Question: Let $X$ be a noetherian integral scheme. Is there a dense open subscheme $U\subset X$ such that $U$ is Jacobson?

I am happy to allow $X$ to be excellent and then the question of course immediately reduces to $X$ excellent and regular. Equivalently, we could also ask whether every noetherian/excellent scheme admits a stratification into Jacobson schemes.

Note that if $X=\mathrm{Spec}(A)$ is affine, then the Jacobson radical may be $0$ even though $X$ is not Jacobson. An example is $X=\mathrm{Spec}(D[x])$ where $D$ is a DVR (there are many closed points of $X$ sitting in the generic fiber over $\mathrm{Spec}(D)$).

What if $X$ is essentially of finite type over a field?

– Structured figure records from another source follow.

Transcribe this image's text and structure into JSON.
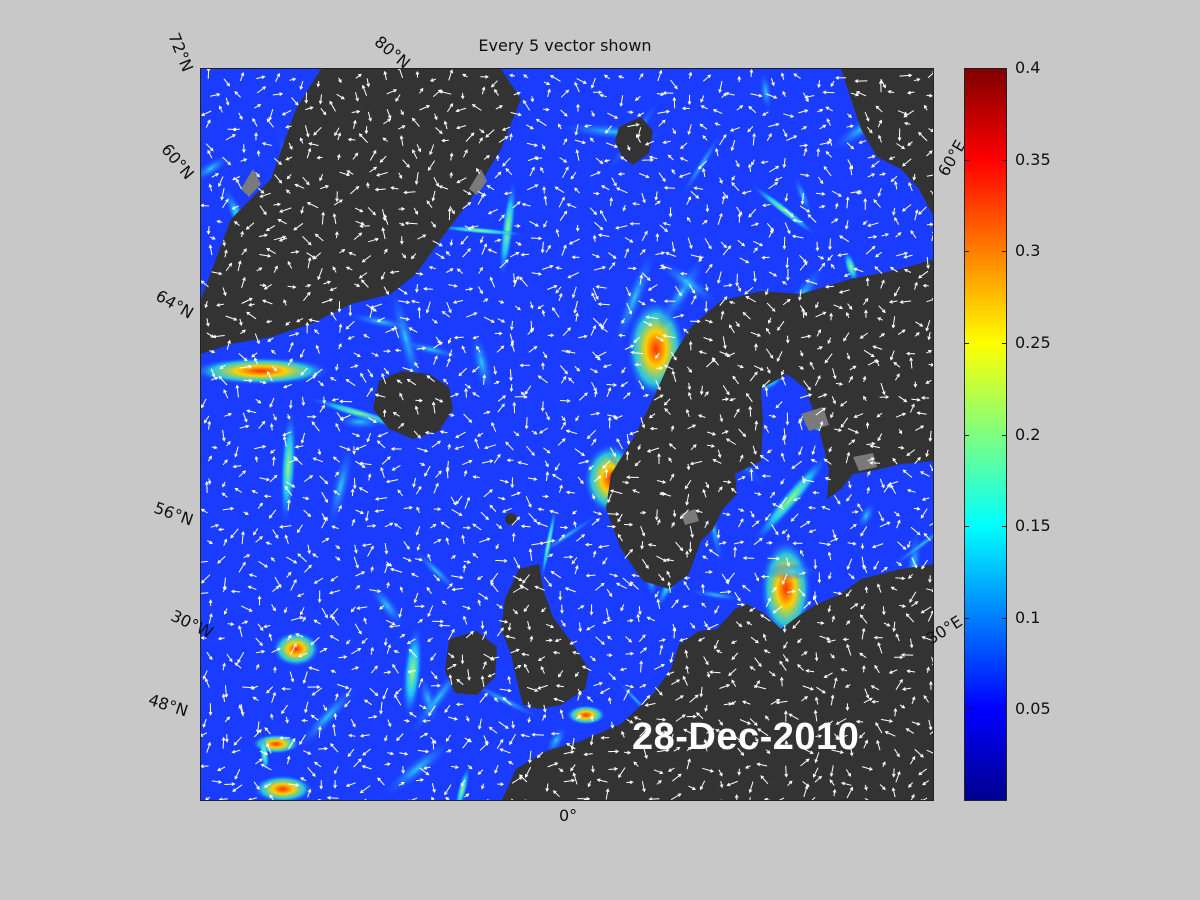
{
  "title": "Every 5 vector shown",
  "date": "28-Dec-2010",
  "graticule_labels": {
    "lat_72": "72°N",
    "lat_80": "80°N",
    "lat_60": "60°N",
    "lat_64": "64°N",
    "lat_56": "56°N",
    "lon_30w": "30°W",
    "lat_48": "48°N",
    "lon_0": "0°",
    "lon_60e": "60°E",
    "lon_30e": "30°E"
  },
  "colorbar": {
    "ticks": [
      "0.4",
      "0.35",
      "0.3",
      "0.25",
      "0.2",
      "0.15",
      "0.1",
      "0.05"
    ],
    "tick_values": [
      0.4,
      0.35,
      0.3,
      0.25,
      0.2,
      0.15,
      0.1,
      0.05
    ],
    "min": 0,
    "max": 0.4,
    "colormap": [
      "#00008f",
      "#0000ff",
      "#007fff",
      "#00ffff",
      "#7fff7f",
      "#ffff00",
      "#ff7f00",
      "#ff0000",
      "#800000"
    ]
  },
  "colors": {
    "background": "#c8c8c8",
    "land": "#333333",
    "ice": "#7f7f7f",
    "ocean_base": "#1a3cff",
    "vectors": "#ffffff"
  }
}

Here is a counterexample. Let $k$ be a field, $R=k[x,y]$. Choose a set $\Sigma$ of closed points of $\mathbb{A}^2_k=\mathrm{Spec}(R)$ such that:
(1) $\Sigma$ is Zariski-dense,
(2) for every $s\in\Sigma$ there is a curve $C$ containing $s$ such that $C\cap\Sigma$ is finite.
EDIT: (For instance, if $\mathrm{char}\,k=0$, take $\Sigma=\mathbb{Q}^2$, and for $s=(a,b)\in\Sigma$ take $C$ defined by $(x-a)^2+(y-b)^2=0$.)
Now let $R_1$ be the localization of $R$ at $\Sigma$, and $X=\mathrm{Spec}\,R_1$. Let $\emptyset\neq U\subset X_1$ be open. By (1), $U$ contains some $s\in \Sigma$, and by (2), $U$ has a one-dimensional closed subscheme with only finitely many closed points. Hence $U$ is not Jacobson.